Super Monkey Ball: Banana Blitz HD (PC, PS4, Switch [reviewed], Xbox One)
Developer: Sega / RGG Studio
Released: October 29, 2019
I’m happy to see Monkey Ball back in any form, and hope Sega keeps this series alive. The gist: Marble Madness meets monkeys, with more speed. How can anyone not love that premise?
It’s beauty through simplicity. You roll around pre-build courses avoiding hazards, trying not to roll off the course, collecting bananas and reaching a goal line. A life system and banana points dictate how well you’re doing, with an equal emphasis on speed and pickup accuracy. Every so often you’ll face down a boss (a few of which are mere formalities) and bonk a weak point.
The formula, much like the “HD” bit of the moniker, hasn’t been too touched-up. I went back and looked at the GameCube edition for comparison, and while you can easily tell the difference between the original release and the modern day version (mostly color saturation), a lot of the same issues bleed through, like halfhearted cutscenes and a lack of detail in the framing of the campaign and the UI. Simple gameplay is one thing, simplicity everywhere else can be draining.
The main focus here is the 100-level campaign, which is all solo and connected with the aforementioned tenuous (well, it doesn’t really exist) story. In case you didn’t get the idea yet the courses are set up a lot like mini golf, you just have full control over how the ball moves (with analog sticks this time, no motion controls, for better or worse), and instead of a windmill there might be dastardly giant prehistoric birds blocking your path.
The campaign is fun enough and keeps things moving at a rapid pace, but I would have liked to have seen full co-op added here, even pass and play. The root of the problem? Banana Blitz simply isn’t the best iteration of the series for a grand re-entrance. Super Monkey Ball Deluxe would have been a far better choice for an HD re-release, sporting more base levels, 240 challenge stages with full multiplayer support, plus more party games.

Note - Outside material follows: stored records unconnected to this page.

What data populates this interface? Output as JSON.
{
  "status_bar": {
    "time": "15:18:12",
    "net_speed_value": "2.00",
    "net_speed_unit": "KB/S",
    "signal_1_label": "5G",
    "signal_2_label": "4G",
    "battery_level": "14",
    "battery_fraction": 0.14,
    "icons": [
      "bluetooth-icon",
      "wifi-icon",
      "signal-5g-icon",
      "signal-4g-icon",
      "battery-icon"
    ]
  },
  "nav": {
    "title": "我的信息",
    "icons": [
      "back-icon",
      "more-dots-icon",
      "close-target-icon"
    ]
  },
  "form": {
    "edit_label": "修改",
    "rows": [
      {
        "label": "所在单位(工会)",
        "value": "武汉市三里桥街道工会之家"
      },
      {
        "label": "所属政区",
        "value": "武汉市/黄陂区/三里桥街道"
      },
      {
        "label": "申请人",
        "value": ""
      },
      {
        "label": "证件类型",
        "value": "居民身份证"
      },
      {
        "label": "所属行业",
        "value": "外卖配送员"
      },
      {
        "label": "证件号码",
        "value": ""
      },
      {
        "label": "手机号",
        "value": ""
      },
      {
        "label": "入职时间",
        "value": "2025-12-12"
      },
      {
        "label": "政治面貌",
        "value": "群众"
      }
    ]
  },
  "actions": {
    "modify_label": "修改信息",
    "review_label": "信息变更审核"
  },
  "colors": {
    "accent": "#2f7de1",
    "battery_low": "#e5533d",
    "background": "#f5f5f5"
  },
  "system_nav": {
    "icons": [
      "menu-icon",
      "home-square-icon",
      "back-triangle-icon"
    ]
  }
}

Sega really stuck to their guns here as this is not a full remake with new modes, but rather an HD-re-release of the Wii game, as advertised. The only real multiplayer component is found within the party mode, which has 10 games, with nine of them supporting simultaneous four-player play. Sadly this setup strikes out again with a lack of bots, and there’s no online multiplayer: only same-Switch and local support. You can play solo in time attack or party mode for high scores (and the new Decathlon mode that features all 10 party games in a row), but again, without bots.
As a return effort the core of Super Monkey Ball is there with Banana Blitz HD, it’ll just be hard to turn people onto it unless you’re going in with a solo mindset. If you haven’t ever experienced monkeys in balls before and plan on coming in as a rogue agent, that budget pricing helps.
[This review is based on a retail copy of the game provided by the publisher.]